As Biden noted, the states that accept mail ballots after Election Day still require them to be postmarked by Election Day. But given the mail can take a few days, some states allow for a grace period for the ballots to arrive.
“I read today where at least 1 percent of the ballots for 2016 were invalidated. They take them: ‘We don’t like them, we don’t like them.’ ”
Again, ballots being invalidated doesn’t mean they are fraudulent — much less that elections officials are deliberately rejecting them for nefarious reasons. In the vast majority of cases, there are problems with how they are filled out or returned. According to the Election Assistance Commission, Trump’s 1 percent figure is correct, but almost all of them had signature-related or other problems, or they weren’t returned by the deadline.

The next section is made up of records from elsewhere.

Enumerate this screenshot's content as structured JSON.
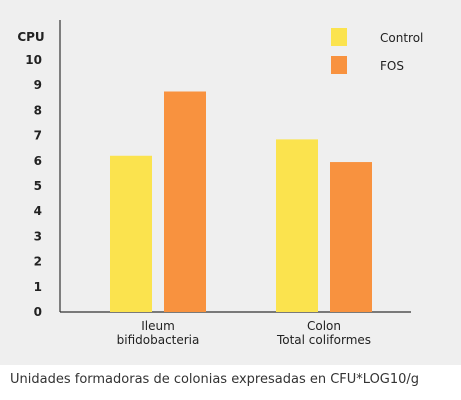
{
  "chart_data": {
    "type": "bar",
    "ylabel": "CPU",
    "ylim": [
      0,
      10
    ],
    "yticks": [
      0,
      1,
      2,
      3,
      4,
      5,
      6,
      7,
      8,
      9,
      10
    ],
    "categories": [
      [
        "Ileum",
        "bifidobacteria"
      ],
      [
        "Colon",
        "Total coliformes"
      ]
    ],
    "series": [
      {
        "name": "Control",
        "color": "#fbe34e",
        "values": [
          6.2,
          6.85
        ]
      },
      {
        "name": "FOS",
        "color": "#f8923f",
        "values": [
          8.75,
          5.95
        ]
      }
    ],
    "legend_position": "top-right",
    "grid": false
  },
  "footnote": "Unidades formadoras de colonias expresadas en CFU*LOG10/g"
}
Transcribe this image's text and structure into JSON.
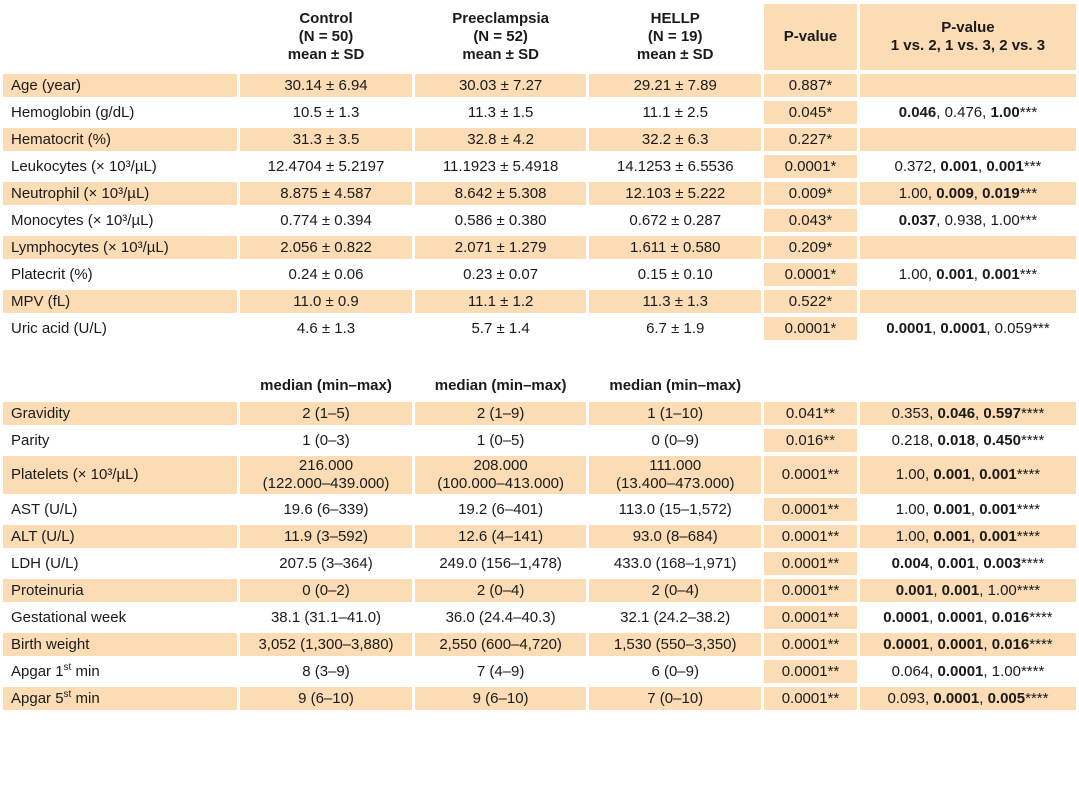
{
  "header": {
    "groups": [
      {
        "name": "Control",
        "n": "(N = 50)",
        "stat": "mean ± SD"
      },
      {
        "name": "Preeclampsia",
        "n": "(N = 52)",
        "stat": "mean ± SD"
      },
      {
        "name": "HELLP",
        "n": "(N = 19)",
        "stat": "mean ± SD"
      }
    ],
    "pvalue": "P-value",
    "pvalue_cmp_line1": "P-value",
    "pvalue_cmp_line2": "1 vs. 2, 1 vs. 3, 2 vs. 3"
  },
  "mean_rows": [
    {
      "label": "Age (year)",
      "c": "30.14 ± 6.94",
      "p": "30.03 ± 7.27",
      "h": "29.21 ± 7.89",
      "pv": "0.887*",
      "cmp": []
    },
    {
      "label": "Hemoglobin (g/dL)",
      "c": "10.5 ± 1.3",
      "p": "11.3 ± 1.5",
      "h": "11.1 ± 2.5",
      "pv": "0.045*",
      "cmp": [
        [
          "0.046",
          true
        ],
        [
          "0.476",
          false
        ],
        [
          "1.00",
          true
        ]
      ],
      "suffix": "***"
    },
    {
      "label": "Hematocrit (%)",
      "c": "31.3 ± 3.5",
      "p": "32.8 ± 4.2",
      "h": "32.2 ± 6.3",
      "pv": "0.227*",
      "cmp": []
    },
    {
      "label": "Leukocytes (× 10³/µL)",
      "c": "12.4704 ± 5.2197",
      "p": "11.1923 ± 5.4918",
      "h": "14.1253 ± 6.5536",
      "pv": "0.0001*",
      "cmp": [
        [
          "0.372",
          false
        ],
        [
          "0.001",
          true
        ],
        [
          "0.001",
          true
        ]
      ],
      "suffix": "***"
    },
    {
      "label": "Neutrophil (× 10³/µL)",
      "c": "8.875 ± 4.587",
      "p": "8.642 ± 5.308",
      "h": "12.103 ± 5.222",
      "pv": "0.009*",
      "cmp": [
        [
          "1.00",
          false
        ],
        [
          "0.009",
          true
        ],
        [
          "0.019",
          true
        ]
      ],
      "suffix": "***"
    },
    {
      "label": "Monocytes (× 10³/µL)",
      "c": "0.774 ± 0.394",
      "p": "0.586 ± 0.380",
      "h": "0.672 ± 0.287",
      "pv": "0.043*",
      "cmp": [
        [
          "0.037",
          true
        ],
        [
          "0.938",
          false
        ],
        [
          "1.00",
          false
        ]
      ],
      "suffix": "***"
    },
    {
      "label": "Lymphocytes (× 10³/µL)",
      "c": "2.056 ± 0.822",
      "p": "2.071 ± 1.279",
      "h": "1.611 ± 0.580",
      "pv": "0.209*",
      "cmp": []
    },
    {
      "label": "Platecrit (%)",
      "c": "0.24 ± 0.06",
      "p": "0.23 ± 0.07",
      "h": "0.15 ± 0.10",
      "pv": "0.0001*",
      "cmp": [
        [
          "1.00",
          false
        ],
        [
          "0.001",
          true
        ],
        [
          "0.001",
          true
        ]
      ],
      "suffix": "***"
    },
    {
      "label": "MPV (fL)",
      "c": "11.0 ± 0.9",
      "p": "11.1 ± 1.2",
      "h": "11.3 ± 1.3",
      "pv": "0.522*",
      "cmp": []
    },
    {
      "label": "Uric acid (U/L)",
      "c": "4.6 ± 1.3",
      "p": "5.7 ± 1.4",
      "h": "6.7 ± 1.9",
      "pv": "0.0001*",
      "cmp": [
        [
          "0.0001",
          true
        ],
        [
          "0.0001",
          true
        ],
        [
          "0.059",
          false
        ]
      ],
      "suffix": "***"
    }
  ],
  "median_header": {
    "c": "median (min–max)",
    "p": "median (min–max)",
    "h": "median (min–max)"
  },
  "median_rows": [
    {
      "label": "Gravidity",
      "c": "2 (1–5)",
      "p": "2 (1–9)",
      "h": "1 (1–10)",
      "pv": "0.041**",
      "cmp": [
        [
          "0.353",
          false
        ],
        [
          "0.046",
          true
        ],
        [
          "0.597",
          true
        ]
      ],
      "suffix": "****"
    },
    {
      "label": "Parity",
      "c": "1 (0–3)",
      "p": "1 (0–5)",
      "h": "0 (0–9)",
      "pv": "0.016**",
      "cmp": [
        [
          "0.218",
          false
        ],
        [
          "0.018",
          true
        ],
        [
          "0.450",
          true
        ]
      ],
      "suffix": "****"
    },
    {
      "label": "Platelets (× 10³/µL)",
      "c": "216.000",
      "c2": "(122.000–439.000)",
      "p": "208.000",
      "p2": "(100.000–413.000)",
      "h": "111.000",
      "h2": "(13.400–473.000)",
      "pv": "0.0001**",
      "cmp": [
        [
          "1.00",
          false
        ],
        [
          "0.001",
          true
        ],
        [
          "0.001",
          true
        ]
      ],
      "suffix": "****"
    },
    {
      "label": "AST (U/L)",
      "c": "19.6 (6–339)",
      "p": "19.2 (6–401)",
      "h": "113.0 (15–1,572)",
      "pv": "0.0001**",
      "cmp": [
        [
          "1.00",
          false
        ],
        [
          "0.001",
          true
        ],
        [
          "0.001",
          true
        ]
      ],
      "suffix": "****"
    },
    {
      "label": "ALT (U/L)",
      "c": "11.9 (3–592)",
      "p": "12.6 (4–141)",
      "h": "93.0 (8–684)",
      "pv": "0.0001**",
      "cmp": [
        [
          "1.00",
          false
        ],
        [
          "0.001",
          true
        ],
        [
          "0.001",
          true
        ]
      ],
      "suffix": "****"
    },
    {
      "label": "LDH (U/L)",
      "c": "207.5 (3–364)",
      "p": "249.0 (156–1,478)",
      "h": "433.0 (168–1,971)",
      "pv": "0.0001**",
      "cmp": [
        [
          "0.004",
          true
        ],
        [
          "0.001",
          true
        ],
        [
          "0.003",
          true
        ]
      ],
      "suffix": "****"
    },
    {
      "label": "Proteinuria",
      "c": "0 (0–2)",
      "p": "2 (0–4)",
      "h": "2 (0–4)",
      "pv": "0.0001**",
      "cmp": [
        [
          "0.001",
          true
        ],
        [
          "0.001",
          true
        ],
        [
          "1.00",
          false
        ]
      ],
      "suffix": "****"
    },
    {
      "label": "Gestational week",
      "c": "38.1 (31.1–41.0)",
      "p": "36.0 (24.4–40.3)",
      "h": "32.1 (24.2–38.2)",
      "pv": "0.0001**",
      "cmp": [
        [
          "0.0001",
          true
        ],
        [
          "0.0001",
          true
        ],
        [
          "0.016",
          true
        ]
      ],
      "suffix": "****"
    },
    {
      "label": "Birth weight",
      "c": "3,052 (1,300–3,880)",
      "p": "2,550 (600–4,720)",
      "h": "1,530 (550–3,350)",
      "pv": "0.0001**",
      "cmp": [
        [
          "0.0001",
          true
        ],
        [
          "0.0001",
          true
        ],
        [
          "0.016",
          true
        ]
      ],
      "suffix": "****"
    },
    {
      "label": "Apgar 1st min",
      "label_base": "Apgar 1",
      "label_sup": "st",
      "label_rest": " min",
      "c": "8 (3–9)",
      "p": "7 (4–9)",
      "h": "6 (0–9)",
      "pv": "0.0001**",
      "cmp": [
        [
          "0.064",
          false
        ],
        [
          "0.0001",
          true
        ],
        [
          "1.00",
          false
        ]
      ],
      "suffix": "****"
    },
    {
      "label": "Apgar 5st min",
      "label_base": "Apgar 5",
      "label_sup": "st",
      "label_rest": " min",
      "c": "9 (6–10)",
      "p": "9 (6–10)",
      "h": "7 (0–10)",
      "pv": "0.0001**",
      "cmp": [
        [
          "0.093",
          false
        ],
        [
          "0.0001",
          true
        ],
        [
          "0.005",
          true
        ]
      ],
      "suffix": "****"
    }
  ]
}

“When I listen to Joe talking about a transition, there has been no transition from when I won. I won that election and if you look at crooked Hillary Clinton, if you look at all of the different people, there was no transition because they came after me trying to do a coup.”
This refers to Biden’s criticism of Trump indicating last week that he wouldn’t necessarily accept a peaceful transfer of power — comments Trump made in the context of supposed looming fraud. But there was in fact a transition when Trump was elected. Whatever you think of what followed, Clinton conceded and Trump was allowed to take office via a peaceful transfer. That is decidedly not something Trump has been willing to guarantee. It’s just not an apples-to-apples comparison.
“A solicited ballot … is okay. You’re soliciting, you’re asking, they send it back, you send it back. I did that. If you have an unsolicited — they’re sending millions of ballots all over the country.”
The vast majority of states require people to actually request a ballot. The exceptions are the five universal vote-by-mail states, along with four others (plus D.C.) that are now sending them automatically because of the coronavirus. Some other states send them automatically to people who have filed to be permanent absentee voters, while a few others automatically send them to older voters. The only state that does automatic mail ballots for all voters that could be in play this year is Nevada, which has trended blue, and Trump probably wouldn’t win in any circumstances. That renders this pretty non-consequential as far as determining a winner.
What’s more, the vast majority of cases in which Trump suggests fraud (including the above) involve solicited absentee ballots. So his argument is a non-sequitur.